China-S.Korea agreement set to boost cultural exchanges
Published: Feb 24, 2021 03:36 AM

China South Korea File photo:CGTN

China’s CCTV and South Korea’s public television network KBS signed an agreement on Monday to cooperate in various aspects of the cultural industry, which Chinese experts said is a significant move to promote the cultural communication between the two countries.

According to a report by CCTV on Monday, 2021 will be the China-Korea Cultural Exchange Year. The two sides in line with the principles of equality, mutual benefit and friendly consultation will be carrying out cooperation in many areas such as program content, media technology and industrial operation for promoting cultural exchanges, enhancing friendship and mutual trust, and advancing the China-South Korea strategic partnership.
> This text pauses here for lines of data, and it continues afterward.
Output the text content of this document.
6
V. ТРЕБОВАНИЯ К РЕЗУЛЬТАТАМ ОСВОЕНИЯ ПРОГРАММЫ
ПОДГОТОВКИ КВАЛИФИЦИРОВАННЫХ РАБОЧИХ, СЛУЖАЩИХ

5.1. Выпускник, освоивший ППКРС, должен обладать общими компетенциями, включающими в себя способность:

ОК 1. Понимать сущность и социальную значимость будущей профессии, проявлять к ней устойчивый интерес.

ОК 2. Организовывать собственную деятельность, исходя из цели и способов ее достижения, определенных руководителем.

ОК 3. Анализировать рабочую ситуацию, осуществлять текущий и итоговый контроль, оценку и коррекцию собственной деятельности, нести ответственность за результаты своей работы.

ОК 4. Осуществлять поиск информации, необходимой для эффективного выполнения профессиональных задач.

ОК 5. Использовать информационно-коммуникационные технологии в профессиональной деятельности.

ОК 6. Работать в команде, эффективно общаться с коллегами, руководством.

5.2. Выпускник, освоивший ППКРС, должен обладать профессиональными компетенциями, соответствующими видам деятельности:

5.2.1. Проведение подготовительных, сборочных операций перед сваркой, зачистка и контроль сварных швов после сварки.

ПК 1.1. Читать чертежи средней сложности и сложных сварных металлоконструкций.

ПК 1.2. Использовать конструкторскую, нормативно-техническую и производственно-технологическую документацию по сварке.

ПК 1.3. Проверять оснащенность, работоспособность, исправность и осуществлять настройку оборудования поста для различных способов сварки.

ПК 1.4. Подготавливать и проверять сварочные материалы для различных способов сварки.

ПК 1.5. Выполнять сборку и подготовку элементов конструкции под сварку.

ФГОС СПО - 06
Chinese experts told the Global Times the agreement is a good sign for the emotional connection of the people in the two countries as well as a good opportunity for multi-learning in the cultural industry. They also said the agreement might stir up another round of Korean culture in China and boost the South Korean economy.

Yuan Xiaomu, a Chinese producer who once worked on importing South Korean TV dramas and variety shows to the Chinese mainland, told the Global Times on Tuesday that the reason why K-pop bands such as BTS are so popular in China is because they are in line with young fans’ aesthetics and life values. 

"Cultural phenomena always precede economic benefits. Just like the Korean wave about six years ago, the South Korean cultural industry will surely gain a lot of financial benefits if Korean music, films and television shows are imported into China,” said Yuan.

China News reported in 2015 that K-pop star Moon Hee-joon revealed in a Korean talk show that he earned about KRW100 billion ($89.8 million) in China in just one year after he appeared in a large number of advertisements.

According to Yuan, South Korean cultural companies used to have a lot of cooperation with China, but they only treated China as a market and just exported their cultural works to China, without having an equal acceptance of Chinese cultural works. 

"This time, we should think about how to balance the cooperation, making sure it is equal. Setting a certain import quota system might be a favorable idea for both sides,” Yuan suggested.

Fan Xiaoqing, an associate professor with the Theater and Film Academy of the Communication University of China, told the Global Times that South Korea has a more mature production industry in film and drama compared with China. The Chinese side could take the opportunity to learn more from their slick industrialized cultural industry.

However, she also pointed out the need to import “selectively” rather than just taking everything. “Introducing some classic items is better than just taking anything that is trending.